- Joined
- Jan 15, 2002
- Professional Status
- Certified General Appraiser
- State
- California
The term is "promote the public trust in appraising". Not some macro societal well being beyond the role appraisers already fill. We add transparency to the transaction, which that transparency takes most of the guesswork out of the value-portion of the decision making.It was a HORRIBLE choice of words. That's not our job. I don't even know who the heck public is.
I've been telling appraisers for years that our primary stock in trade is not the signature at the bottom of a 1004, but rather our assertions for impartiality and objectivity. We sell our credibility. That's the only attribute that makes the technical competency marketable.
Put it this way - when an appraiser screws up that failure becomes known to the client and users. From there word gets around, first to their peers and then to their friends and family and everywhere else. In addition to that failure undermining the appraiser's individual reputation it also adds a log onto the perceptions about the profession as a whole.

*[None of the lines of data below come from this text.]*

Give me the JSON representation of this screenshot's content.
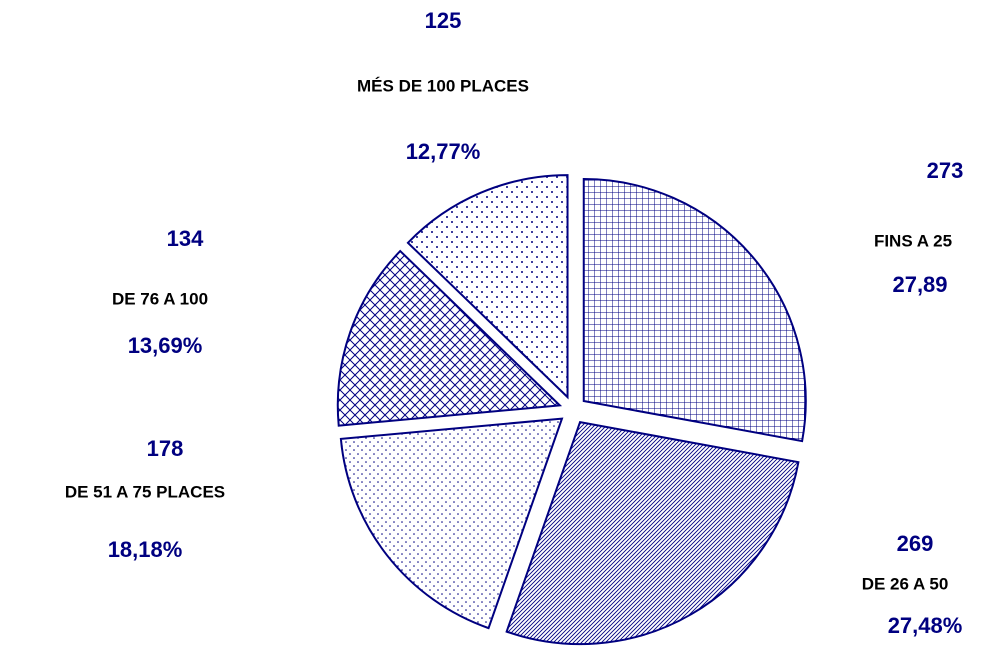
{
  "chart_data": {
    "type": "pie",
    "categories": [
      "FINS A 25",
      "DE 26 A 50",
      "DE 51 A 75 PLACES",
      "DE 76 A 100",
      "MÉS DE 100 PLACES"
    ],
    "values": [
      273,
      269,
      178,
      134,
      125
    ],
    "percentages": [
      27.89,
      27.48,
      18.18,
      13.69,
      12.77
    ],
    "percentage_labels": [
      "27,89",
      "27,48%",
      "18,18%",
      "13,69%",
      "12,77%"
    ],
    "color": "#000080"
  }
}
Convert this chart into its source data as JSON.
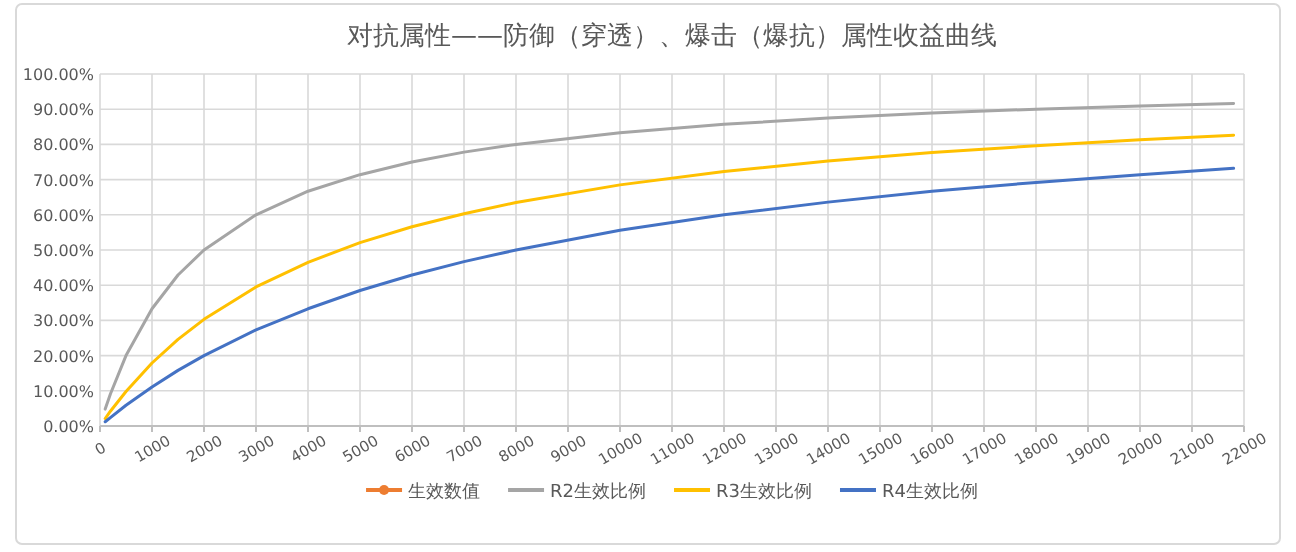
{
  "chart_data": {
    "type": "line",
    "title": "对抗属性——防御（穿透）、爆击（爆抗）属性收益曲线",
    "x": [
      100,
      200,
      500,
      1000,
      1500,
      2000,
      3000,
      4000,
      5000,
      6000,
      7000,
      8000,
      10000,
      12000,
      14000,
      16000,
      18000,
      20000,
      21800
    ],
    "series": [
      {
        "name": "生效数值",
        "color": "#ed7d31",
        "marker": "circle",
        "values": [
          null,
          null,
          null,
          null,
          null,
          null,
          null,
          null,
          null,
          null,
          null,
          null,
          null,
          null,
          null,
          null,
          null,
          null,
          null
        ]
      },
      {
        "name": "R2生效比例",
        "color": "#a5a5a5",
        "values": [
          4.8,
          9.1,
          20,
          33.3,
          42.9,
          50,
          60,
          66.7,
          71.4,
          75,
          77.8,
          80,
          83.3,
          85.7,
          87.5,
          88.9,
          90,
          90.9,
          91.6
        ]
      },
      {
        "name": "R3生效比例",
        "color": "#ffc000",
        "values": [
          2.1,
          4.2,
          9.8,
          17.9,
          24.6,
          30.3,
          39.5,
          46.5,
          52.1,
          56.6,
          60.3,
          63.5,
          68.5,
          72.3,
          75.3,
          77.7,
          79.6,
          81.3,
          82.6
        ]
      },
      {
        "name": "R4生效比例",
        "color": "#4472c4",
        "values": [
          1.2,
          2.4,
          5.9,
          11.1,
          15.8,
          20,
          27.3,
          33.3,
          38.5,
          42.9,
          46.7,
          50,
          55.6,
          60,
          63.6,
          66.7,
          69.2,
          71.4,
          73.2
        ]
      }
    ],
    "xlim": [
      0,
      22000
    ],
    "xticks": [
      0,
      1000,
      2000,
      3000,
      4000,
      5000,
      6000,
      7000,
      8000,
      9000,
      10000,
      11000,
      12000,
      13000,
      14000,
      15000,
      16000,
      17000,
      18000,
      19000,
      20000,
      21000,
      22000
    ],
    "ylim": [
      0,
      100
    ],
    "yticks": [
      {
        "value": 0,
        "label": "0.00%"
      },
      {
        "value": 10,
        "label": "10.00%"
      },
      {
        "value": 20,
        "label": "20.00%"
      },
      {
        "value": 30,
        "label": "30.00%"
      },
      {
        "value": 40,
        "label": "40.00%"
      },
      {
        "value": 50,
        "label": "50.00%"
      },
      {
        "value": 60,
        "label": "60.00%"
      },
      {
        "value": 70,
        "label": "70.00%"
      },
      {
        "value": 80,
        "label": "80.00%"
      },
      {
        "value": 90,
        "label": "90.00%"
      },
      {
        "value": 100,
        "label": "100.00%"
      }
    ],
    "grid": true,
    "legend": "bottom",
    "line_style": "solid"
  }
}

It pains me to see or hear about bad work or bad appraisers because those examples undermine the marketability of the services I sell even though I had nothing to do with those situations. Every time someone makes a crack about appraisals being worthless or you can get 10 different number from 10 different appraisers that cuts into our collective REL. If appraisers were doing better with our work we wouldn't be competing directly with the AVMs to the extent we are. We've done that much to ourselves.
That's why individual performance should not be trivialized, because these different examples accrue to influence the publics perceptions of our credibility. The good examples add to our halo and the bad examples cut into that halo; and it doesn't take very many of the latter to offset the majority of the former.
Make no mistake - we NEED the public's confidence and trust in what we do, otherwise the choice goes to the machine. Or the BPO.